Rechargeable Li-ion batteries have become the main power sources for portable electronic devices by utilizing transition metal oxides or metal phosphates as the positive electrode materials. However, large-scale energy storage applications, such as electric vehicle, smart grid, and renewable energy storage, stimulate the need for the development of more sustainable and affordable organic based electrode materials. Recent research showed that oxygen functional groups on the surface of carbon materials, such as carbon nanotube and graphene oxide, can react with Li ions at ~3 V vs Li. In addition, these surface redox reactions have been utilized to develop carbon based positive electrodes for the Li rechargeable batteries or Li-hybrid capacitors.

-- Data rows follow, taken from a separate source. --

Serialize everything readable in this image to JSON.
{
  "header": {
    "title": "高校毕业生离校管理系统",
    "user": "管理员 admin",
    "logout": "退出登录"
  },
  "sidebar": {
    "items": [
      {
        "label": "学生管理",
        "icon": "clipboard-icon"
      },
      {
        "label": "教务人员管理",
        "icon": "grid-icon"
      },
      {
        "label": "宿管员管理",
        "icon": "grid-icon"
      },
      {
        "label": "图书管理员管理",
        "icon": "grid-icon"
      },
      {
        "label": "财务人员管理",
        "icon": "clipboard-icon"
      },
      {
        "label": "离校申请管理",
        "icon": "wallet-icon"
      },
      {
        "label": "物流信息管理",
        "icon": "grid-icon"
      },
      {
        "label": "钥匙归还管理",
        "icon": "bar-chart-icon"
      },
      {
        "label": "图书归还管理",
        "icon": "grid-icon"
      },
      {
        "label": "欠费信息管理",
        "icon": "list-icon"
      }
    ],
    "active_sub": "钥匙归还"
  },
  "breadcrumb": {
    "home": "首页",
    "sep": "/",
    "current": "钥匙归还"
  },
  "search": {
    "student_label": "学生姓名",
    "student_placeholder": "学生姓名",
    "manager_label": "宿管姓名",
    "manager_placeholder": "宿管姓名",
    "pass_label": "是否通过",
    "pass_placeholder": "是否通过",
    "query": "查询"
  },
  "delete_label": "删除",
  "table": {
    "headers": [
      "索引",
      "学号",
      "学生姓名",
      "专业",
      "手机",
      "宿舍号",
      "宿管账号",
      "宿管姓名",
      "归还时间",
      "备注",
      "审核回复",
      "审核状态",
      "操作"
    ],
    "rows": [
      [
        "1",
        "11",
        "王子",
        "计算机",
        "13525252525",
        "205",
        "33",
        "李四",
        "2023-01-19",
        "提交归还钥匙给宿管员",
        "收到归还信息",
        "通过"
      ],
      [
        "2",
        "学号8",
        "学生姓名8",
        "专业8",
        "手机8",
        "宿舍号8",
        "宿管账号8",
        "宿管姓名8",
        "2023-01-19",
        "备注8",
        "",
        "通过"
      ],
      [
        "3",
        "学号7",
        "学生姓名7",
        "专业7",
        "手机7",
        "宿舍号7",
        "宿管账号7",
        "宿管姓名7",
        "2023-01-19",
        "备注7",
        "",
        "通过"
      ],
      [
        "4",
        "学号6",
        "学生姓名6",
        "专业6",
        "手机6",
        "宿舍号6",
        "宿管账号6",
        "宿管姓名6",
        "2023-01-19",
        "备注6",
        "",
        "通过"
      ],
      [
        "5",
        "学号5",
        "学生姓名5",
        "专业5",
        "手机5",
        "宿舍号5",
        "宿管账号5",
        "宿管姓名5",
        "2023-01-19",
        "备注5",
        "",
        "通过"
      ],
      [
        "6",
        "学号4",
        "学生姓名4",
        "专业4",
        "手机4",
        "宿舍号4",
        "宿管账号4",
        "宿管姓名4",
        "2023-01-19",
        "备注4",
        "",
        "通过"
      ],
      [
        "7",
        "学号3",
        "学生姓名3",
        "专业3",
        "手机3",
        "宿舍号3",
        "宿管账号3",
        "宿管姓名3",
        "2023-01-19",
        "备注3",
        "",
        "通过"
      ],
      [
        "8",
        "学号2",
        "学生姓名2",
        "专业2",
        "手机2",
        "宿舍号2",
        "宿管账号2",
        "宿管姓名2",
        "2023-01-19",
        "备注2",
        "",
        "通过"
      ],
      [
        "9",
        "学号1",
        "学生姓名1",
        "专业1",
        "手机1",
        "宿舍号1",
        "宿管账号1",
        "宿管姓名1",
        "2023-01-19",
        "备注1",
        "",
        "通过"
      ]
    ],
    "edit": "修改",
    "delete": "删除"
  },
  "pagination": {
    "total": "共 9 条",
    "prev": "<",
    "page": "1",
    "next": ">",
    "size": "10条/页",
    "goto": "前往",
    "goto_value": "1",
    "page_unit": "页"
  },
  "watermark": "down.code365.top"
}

To further advance the surface redox reactions of carbon materials, we have assembled highly porous nanostructured electrodes employing the functionalized carbons based on simple and versatile processing techniques. There are two key advantages in the assembled electrodes: the porous carbon support can support fast electron conduction and ionic diffusion, while redox-active functional groups on the carbon support can store a large number of Li or Na ions. Consequently, the functionalized carbon electrodes deliver high gravimetric capacities over ~150 mAh/g with high redox potentials over ~3 V vs. Li, proposing promising positive electrodes for rechargeable batteries or hybrid capacitors. In addition, these functionalized carbon electrodes can sustain capacities over 1,000 cycles without significant capacity decay. Moreover, we incorporated external redox-active materials, such as organic molecules and polymers, into the porous carbon electrodes to further increase energy density of the electrodes.